Он снова бросился на шею Семену Иванову и горячо на прощанье обнял его.
Карасев ничего не нашелся сказать, чтобы утешить или остановить несчастного.
Да и что мог сказать он?
И Максим ушел.
На другой же день весть о бегстве сына Григория Лукьяновича облетела всю Александровскую слободу.
Малюта был вне себя от гнева и разослал гонцов во все концы земли русской.
Но погоня была безуспешной.
Максим Григорьевич, что называется, как в воду канул.
Малюта заподозрил, что его сына приютил и скрывает новгородский архиепископ Пимен, и задумал, а с помощью Петра Волынца, составившего и тайком положившего за икону Богоматери в Софийском храме подложную изменную грамоту, исполнил тот новгородский погром, кровавыми картинами которого мы начали наше правдивое повествование.

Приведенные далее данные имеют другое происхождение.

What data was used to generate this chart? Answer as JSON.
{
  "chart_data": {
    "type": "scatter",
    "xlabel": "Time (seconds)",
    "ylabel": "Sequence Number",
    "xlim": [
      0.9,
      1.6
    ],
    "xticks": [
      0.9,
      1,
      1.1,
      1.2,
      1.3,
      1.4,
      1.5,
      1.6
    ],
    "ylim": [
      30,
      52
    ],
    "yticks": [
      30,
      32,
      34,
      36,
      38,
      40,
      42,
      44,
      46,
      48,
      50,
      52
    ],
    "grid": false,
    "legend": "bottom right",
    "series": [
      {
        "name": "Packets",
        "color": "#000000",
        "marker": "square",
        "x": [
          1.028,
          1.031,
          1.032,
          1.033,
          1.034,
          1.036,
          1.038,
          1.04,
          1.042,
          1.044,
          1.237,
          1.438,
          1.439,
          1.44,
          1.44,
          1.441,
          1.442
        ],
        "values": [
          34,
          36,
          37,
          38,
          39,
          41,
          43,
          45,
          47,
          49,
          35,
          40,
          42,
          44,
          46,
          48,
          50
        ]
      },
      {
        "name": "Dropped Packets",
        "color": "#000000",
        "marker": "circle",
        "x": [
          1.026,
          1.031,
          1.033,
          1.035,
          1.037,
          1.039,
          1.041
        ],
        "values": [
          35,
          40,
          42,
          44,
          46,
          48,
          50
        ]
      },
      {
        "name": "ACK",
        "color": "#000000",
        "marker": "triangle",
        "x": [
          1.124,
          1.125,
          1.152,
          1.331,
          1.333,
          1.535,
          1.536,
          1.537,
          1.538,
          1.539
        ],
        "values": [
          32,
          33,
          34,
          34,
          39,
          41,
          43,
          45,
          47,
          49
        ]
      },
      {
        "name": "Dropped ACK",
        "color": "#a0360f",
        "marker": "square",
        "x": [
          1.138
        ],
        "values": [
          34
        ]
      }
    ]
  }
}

Кроме того, Григорию Лукьяновичу доложили досужие языки, что видели Максима Григорьевича у изгороди сада Горбачевых, в беседе с приезжей из Новгорода красавицей – племянницей Федосея Афанасьевича. За Максима, видимо, приняли Семена Иванова, похожего на него по фигуре.
Подозрительный Малюта и это намотал себе на ус, и этим объясняются его загадочные речи к Афанасию Афанасьевичу Горбачеву перед мученической смертью последнего на Городище.
Семен Иванов, конечно, ничего не ведавший о замыслах первого советника грозного царя, поклонился, как и говорил Аленушке, ее дяде Федосею Горбачеву.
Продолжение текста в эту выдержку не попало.